Cancers 2026, 18(1), 82; https://doi.org/10.3390/cancers18010082 (registering DOI)
Submission received: 21 November 2025
/
Revised: 21 December 2025
/
Accepted: 22 December 2025
/
Published: 26 December 2025
(This article belongs to the Section Cancer Causes, Screening and Diagnosis)
Simple Summary
The subtle deterioration in alveolar structures that occurs in the course of lung cancer development is often hard to detect using conventional imaging methods. We explored the application of X-ray methods using synchrotron radiation to reveal subtype-specific features with high clarity, including invasive fronts, necrotic foci, fibrotic bands, and deformation of alveolar microstructures, enabling non-destructive three-dimensional virtual histology. The resulting detail and contrast are comparable to those achieved with light microscopy, and the specimen is kept intact for standard evaluation. The purpose of this study is to investigate a rapid, non-destructive imaging method that complements pathology, helps clinicians distinguish between lung cancer subtypes, and improves confidence in early diagnosis.

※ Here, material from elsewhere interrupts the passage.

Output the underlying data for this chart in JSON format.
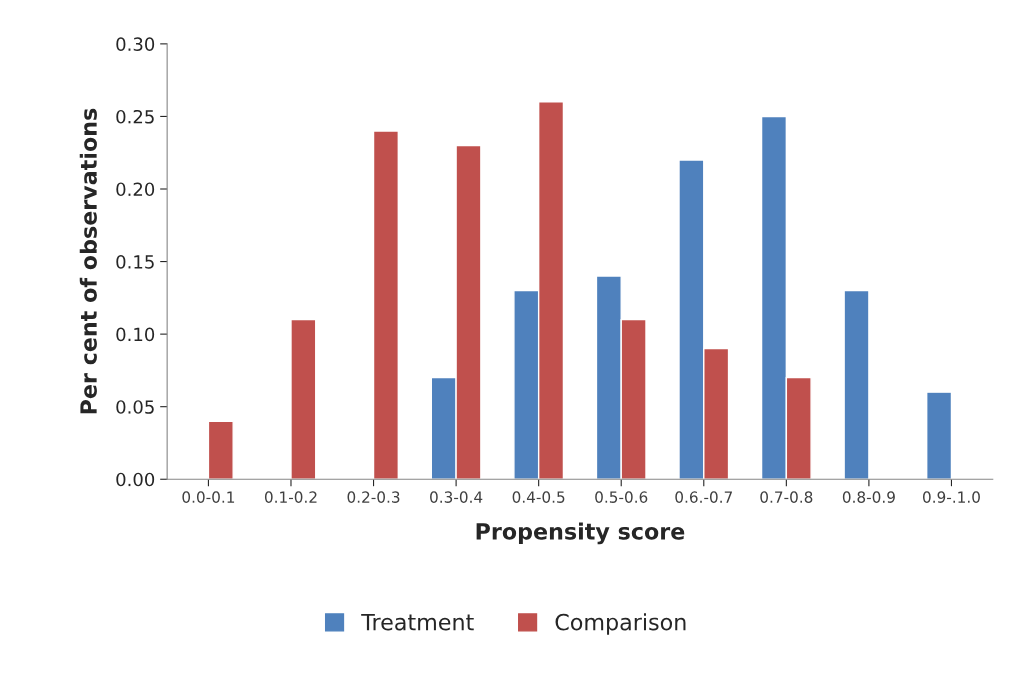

If clinically adopted, it will improve early diagnosis, guide treatment planning, and facilitate new research on how tumors spread along air spaces.
Abstract
Background: Conventional absorption-based computed tomography has a limited ability to resolve lung microarchitectures that are critical for histological subtype discrimination. This study evaluated the potential of X-ray Dark-Field Imaging Computed Tomography (XDFI CT) using synchrotron radiation for non-destructive, three-dimensional visualization of human lung cancer microstructures. Methods: Surgically resected human lung cancer specimens (n = 4) were examined, including acinar-predominant adenocarcinoma (n = 1), adenocarcinoma after concurrent chemoradiation therapy (n = 1), keratinizing squamous cell carcinoma (n = 1), and metastatic hepatocellular carcinoma in the lung (n = 1). Image acquisition was performed at beamline BL-14B of the Photon Factory (Tsukuba, Japan), using a monochromatic 19.8 keV synchrotron X-ray beam and a crystal analyzer-based refraction-contrast optical system. Imaging findings were qualitatively correlated with corresponding histopathological sections. Results: Synchrotron radiation XDFI CT enabled clear visualization of normal distal lung microanatomy, including alveolar walls and associated vascular structures, which served as internal references adjacent to tumor regions. Distinct microstructural features—such as invasive growth patterns, fibrotic or keratinized stroma, necrosis, and treatment-related remodeling—were identifiable and varied according to histological subtype. Tumor–normal tissue transitional zones were consistently delineated in all specimens. Conclusions: Synchrotron radiation XDFI CT provides high-resolution, non-destructive volumetric imaging of lung cancer tissues and reveals subtype-associated microarchitectural features. This technique may complement conventional histopathology by enabling three-dimensional virtual histologic assessment of lung cancer specimens.